Paul Cheesbrough is a British Media Executive and is the current CEO of Tubi Media Group.

== Education ==
Cheesbrough received his Bachelor's degree in Strategic Systems Management at Bournemouth University in 1996 and his MBA from the University of Bradford School of Management in 2006.

== Career ==
On 31 October 2016, it was announced that Cheesbrough would be joining 21st Century Fox as Chief Technology Officer from 1 December 2016, remaining in New York.

Prior to joining News Corp, he was Chief Information Officer of News International, the UK subsidiary of News Corporation.

Cheesbrough started his career at IBM before moving to the BBC's commercial operation, BBC Worldwide. He then spent four years at the BBC as Digital Media Controller. He is widely credited for the driving corporation's digital education portfolio and the transition to digital.

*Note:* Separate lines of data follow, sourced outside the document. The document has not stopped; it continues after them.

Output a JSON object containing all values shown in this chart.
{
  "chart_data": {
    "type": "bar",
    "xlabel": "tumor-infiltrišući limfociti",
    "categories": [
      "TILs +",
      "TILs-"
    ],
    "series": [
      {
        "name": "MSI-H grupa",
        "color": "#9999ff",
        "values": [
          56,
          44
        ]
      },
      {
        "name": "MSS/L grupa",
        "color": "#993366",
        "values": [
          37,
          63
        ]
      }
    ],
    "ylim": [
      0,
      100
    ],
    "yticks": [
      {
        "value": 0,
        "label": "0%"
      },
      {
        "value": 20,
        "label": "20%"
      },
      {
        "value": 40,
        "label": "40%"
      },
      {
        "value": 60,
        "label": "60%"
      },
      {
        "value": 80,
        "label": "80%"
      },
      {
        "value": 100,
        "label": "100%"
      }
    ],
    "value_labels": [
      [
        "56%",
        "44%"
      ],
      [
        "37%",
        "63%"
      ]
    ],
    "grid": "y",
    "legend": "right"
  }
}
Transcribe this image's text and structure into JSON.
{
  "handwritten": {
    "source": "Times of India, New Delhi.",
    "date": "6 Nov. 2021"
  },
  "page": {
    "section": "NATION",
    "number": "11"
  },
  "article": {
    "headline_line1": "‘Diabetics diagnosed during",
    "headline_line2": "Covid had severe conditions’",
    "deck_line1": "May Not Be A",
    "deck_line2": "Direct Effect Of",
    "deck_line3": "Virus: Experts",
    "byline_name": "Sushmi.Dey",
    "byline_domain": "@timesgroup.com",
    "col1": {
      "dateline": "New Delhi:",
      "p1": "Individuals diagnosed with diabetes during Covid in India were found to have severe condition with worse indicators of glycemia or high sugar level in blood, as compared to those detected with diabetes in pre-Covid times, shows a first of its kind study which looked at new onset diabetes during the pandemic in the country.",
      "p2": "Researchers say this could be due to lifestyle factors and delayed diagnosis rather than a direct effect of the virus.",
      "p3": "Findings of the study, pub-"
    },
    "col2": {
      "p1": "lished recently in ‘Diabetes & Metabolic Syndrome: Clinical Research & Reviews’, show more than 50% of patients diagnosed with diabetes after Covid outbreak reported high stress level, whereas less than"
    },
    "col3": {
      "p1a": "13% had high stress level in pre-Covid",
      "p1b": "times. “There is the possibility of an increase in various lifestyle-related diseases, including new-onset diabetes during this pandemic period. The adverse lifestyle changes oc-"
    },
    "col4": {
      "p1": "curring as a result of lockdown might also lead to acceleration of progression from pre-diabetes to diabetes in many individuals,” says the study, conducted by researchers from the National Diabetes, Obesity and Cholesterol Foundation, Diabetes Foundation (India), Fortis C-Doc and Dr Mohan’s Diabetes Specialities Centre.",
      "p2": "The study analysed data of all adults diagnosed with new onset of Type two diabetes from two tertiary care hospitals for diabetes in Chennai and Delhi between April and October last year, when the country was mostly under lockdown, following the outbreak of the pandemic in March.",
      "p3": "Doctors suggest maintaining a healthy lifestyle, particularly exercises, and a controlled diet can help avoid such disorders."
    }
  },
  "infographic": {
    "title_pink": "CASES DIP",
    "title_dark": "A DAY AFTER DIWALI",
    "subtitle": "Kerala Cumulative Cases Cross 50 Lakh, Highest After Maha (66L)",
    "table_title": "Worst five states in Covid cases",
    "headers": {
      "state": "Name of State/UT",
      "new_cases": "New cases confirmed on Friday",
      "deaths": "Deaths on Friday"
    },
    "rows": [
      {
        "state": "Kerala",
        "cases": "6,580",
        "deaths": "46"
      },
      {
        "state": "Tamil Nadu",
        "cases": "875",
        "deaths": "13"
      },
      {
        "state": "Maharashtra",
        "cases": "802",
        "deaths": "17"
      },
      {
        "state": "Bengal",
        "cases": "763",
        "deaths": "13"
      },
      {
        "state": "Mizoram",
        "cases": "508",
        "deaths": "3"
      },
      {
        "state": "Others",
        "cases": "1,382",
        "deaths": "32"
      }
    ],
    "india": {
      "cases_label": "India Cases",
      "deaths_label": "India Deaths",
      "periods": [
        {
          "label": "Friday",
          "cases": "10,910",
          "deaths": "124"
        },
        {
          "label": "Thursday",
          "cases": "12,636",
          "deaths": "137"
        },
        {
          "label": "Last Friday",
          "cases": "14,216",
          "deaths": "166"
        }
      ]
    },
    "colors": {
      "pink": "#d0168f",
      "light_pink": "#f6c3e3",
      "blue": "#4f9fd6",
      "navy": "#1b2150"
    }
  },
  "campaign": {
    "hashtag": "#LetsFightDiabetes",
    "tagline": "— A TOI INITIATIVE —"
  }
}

In 2007, Cheesbrough joined the British newspaper, The Daily Telegraph as Chief Information Officer. He remained in that role for three years transforming the company's digital portfolio before joining News International in 2010.

In 2023, he Chief Technology Officer of Fox Corporation, he was responsibile for all the Technology in the company and also focused on the separation of News Corporation into two separate businesses in 2013 and works for Robert Thomson after initially working directly for Murdoch.